Has the National Prayer Breakfast Become a Partisan Event?

Often titles with questions are ways of saying something without committing to it. In this case, I really don’t know the answer to the question.

Today is the annual National Prayer Breakfast, an event facilitated by the Fellowship Foundation but one with the feeling of government sponsorship due to the involvement of numerous Representatives and Senators as well as every president since Eisenhower. Trump will speak today.

Of late, TYT Network’s (The Young Turks) Jonathan Larsen has been doing extensive reporting on the operations of the Fellowship Foundation. In a story out Tuesday, Larsen sited a 2018 blog post in which I noted that Fellowship volunteer leader Doug Burleigh seemed unusually partisan toward Donald Trump.

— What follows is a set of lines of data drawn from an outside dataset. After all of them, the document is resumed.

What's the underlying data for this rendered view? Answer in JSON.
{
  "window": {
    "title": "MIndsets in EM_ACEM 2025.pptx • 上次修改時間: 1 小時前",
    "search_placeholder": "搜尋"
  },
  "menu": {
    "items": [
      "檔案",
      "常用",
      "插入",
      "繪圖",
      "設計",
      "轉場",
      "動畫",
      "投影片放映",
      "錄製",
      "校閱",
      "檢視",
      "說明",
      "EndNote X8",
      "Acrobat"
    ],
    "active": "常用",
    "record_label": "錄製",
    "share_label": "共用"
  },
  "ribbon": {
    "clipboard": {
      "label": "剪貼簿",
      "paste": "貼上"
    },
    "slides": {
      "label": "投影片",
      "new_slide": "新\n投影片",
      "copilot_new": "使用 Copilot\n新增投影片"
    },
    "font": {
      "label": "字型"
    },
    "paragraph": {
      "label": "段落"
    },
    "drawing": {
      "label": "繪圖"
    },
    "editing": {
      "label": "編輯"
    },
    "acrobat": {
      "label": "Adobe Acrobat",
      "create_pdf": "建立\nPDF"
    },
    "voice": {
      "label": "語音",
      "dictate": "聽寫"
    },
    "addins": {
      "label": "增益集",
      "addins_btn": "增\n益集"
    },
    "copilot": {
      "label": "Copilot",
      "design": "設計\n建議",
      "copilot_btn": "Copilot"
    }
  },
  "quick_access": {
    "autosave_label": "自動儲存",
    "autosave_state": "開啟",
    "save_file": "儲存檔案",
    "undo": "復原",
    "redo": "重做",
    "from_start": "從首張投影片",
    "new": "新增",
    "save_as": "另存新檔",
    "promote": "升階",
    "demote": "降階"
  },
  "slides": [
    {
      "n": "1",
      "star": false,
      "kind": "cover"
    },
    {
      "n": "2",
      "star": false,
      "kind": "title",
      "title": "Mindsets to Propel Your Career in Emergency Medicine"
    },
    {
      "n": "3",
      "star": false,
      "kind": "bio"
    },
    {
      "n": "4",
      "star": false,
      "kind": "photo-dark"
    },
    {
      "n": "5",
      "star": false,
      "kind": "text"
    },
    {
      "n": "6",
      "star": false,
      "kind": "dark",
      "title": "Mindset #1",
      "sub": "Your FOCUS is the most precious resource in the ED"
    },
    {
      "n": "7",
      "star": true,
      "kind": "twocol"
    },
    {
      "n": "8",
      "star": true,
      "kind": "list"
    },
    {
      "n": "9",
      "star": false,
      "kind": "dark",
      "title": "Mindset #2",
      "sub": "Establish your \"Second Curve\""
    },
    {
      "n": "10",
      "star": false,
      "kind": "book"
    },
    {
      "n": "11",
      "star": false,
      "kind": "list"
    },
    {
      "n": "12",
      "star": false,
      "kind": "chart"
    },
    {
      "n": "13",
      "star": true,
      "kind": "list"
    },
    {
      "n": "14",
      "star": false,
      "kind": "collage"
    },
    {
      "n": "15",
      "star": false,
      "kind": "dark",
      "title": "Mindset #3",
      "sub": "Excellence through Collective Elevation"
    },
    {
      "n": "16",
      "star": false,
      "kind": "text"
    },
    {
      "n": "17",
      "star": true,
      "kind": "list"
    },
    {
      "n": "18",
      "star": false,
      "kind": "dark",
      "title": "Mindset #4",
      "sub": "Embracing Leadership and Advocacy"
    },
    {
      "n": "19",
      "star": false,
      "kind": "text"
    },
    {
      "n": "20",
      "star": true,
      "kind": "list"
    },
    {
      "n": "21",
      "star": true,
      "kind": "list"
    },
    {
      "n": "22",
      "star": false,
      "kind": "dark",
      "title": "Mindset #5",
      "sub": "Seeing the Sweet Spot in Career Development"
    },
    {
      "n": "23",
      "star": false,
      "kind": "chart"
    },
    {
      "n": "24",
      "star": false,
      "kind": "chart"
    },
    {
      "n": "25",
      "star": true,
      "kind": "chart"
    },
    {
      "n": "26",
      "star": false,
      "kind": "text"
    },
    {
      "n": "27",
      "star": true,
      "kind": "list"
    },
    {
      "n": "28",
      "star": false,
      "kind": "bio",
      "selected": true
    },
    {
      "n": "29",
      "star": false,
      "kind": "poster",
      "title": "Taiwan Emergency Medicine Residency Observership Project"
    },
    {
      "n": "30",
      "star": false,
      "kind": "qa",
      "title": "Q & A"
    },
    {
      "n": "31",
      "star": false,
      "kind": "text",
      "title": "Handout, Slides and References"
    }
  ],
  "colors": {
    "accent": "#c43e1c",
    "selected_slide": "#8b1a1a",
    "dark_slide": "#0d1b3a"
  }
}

Larsen reports evidence that those now leading the Fellowship Foundation fund Republican political causes and are strongly in Trump’s court. If this becomes a wide spread perception around the world and in Washington, I think the Fellowship’s influence will decline. Being perceived as non-partisan was a value of the late Doug Coe and accounted for the success of Coe in attracting an impressive array of political figures from both parties to their list of supporters.

In a previous article, Larsen also reported that the Fellowship implemented new rules designed to make clear the Fellowship’s opposition to use of the NPB for influence peddling. For those interested in the NPB and the work of the Fellowship, I recommend that article and a review of those new rules which the Fellowship supplied to Larsen in full.

 

10 thoughts on “Has the National Prayer Breakfast Become a Partisan Event?”

  1. ” A Christian charity with ties to the National Prayer Breakfast reported unspecified expenses associated with having Russian guests attend the event in 2017 and possibly other years, federal tax documents show.

    The guests may have included people picked by convicted Russian agent Maria Butina as part of a plan to create back-channel connections with U.S. policy-makers, many of whom attend the breakfast. One leader of the charity appears to match details the FBI has given about an unnamed breakfast organizer who aided Butina.

    In her plea agreement, Butina admitted to acting as an agent of the Russian government without registering with the Justice Department.

    The FBI says that Butina and her handler — widely reported to be Alexander Torshin, a Russian official said to be close to President Vladimir Putin — attended the breakfast to influence U.S politics. The tax records reviewed by TYT represent the first indication they may have received direct financial support in their efforts.

    “[I]n furtherance of the conspiracy,” Butina’s plea deal says, “Butina helped [Torshin] organize a Russian delegation to the 2017 National Prayer Breakfast… [Torshin] directed Butina to include certain people.”

  2. The Episcopal Church’s Presiding Bishop spoke briefly, but I’m quite sure the current president didn’t listen, as he was speaking on “One Corinthian,” not “Two Corinthians.”

  3. No surprise to me. The religious right have been hijacking the National Day of Prayer for well over a decade already. I had to dig a little, but I actually found an old blog post of mine from 2006 detailing how Shirley Dobson, James Dobson’s wife was presented as the “chairman of the National Day of Prayer” and how they managed to con around half the states into declaring a motto concocted by their private organization (“task force”) the “theme” of the National Day of Prayer.

    Here’s the original blog post: National Day of Prayer Hijacking Complete

    The information is a little out of date, of course, though Dobson is still referred to as “Mrs. Shirley Dobson, NDP chairman emeritus” on their About page, and you still have to dig into the FAQ to find the true sectarian nature of the site.

    1. Agree. I’m trying to think of some Dems who might actually be all about this type of effort and, um… I got nothin’.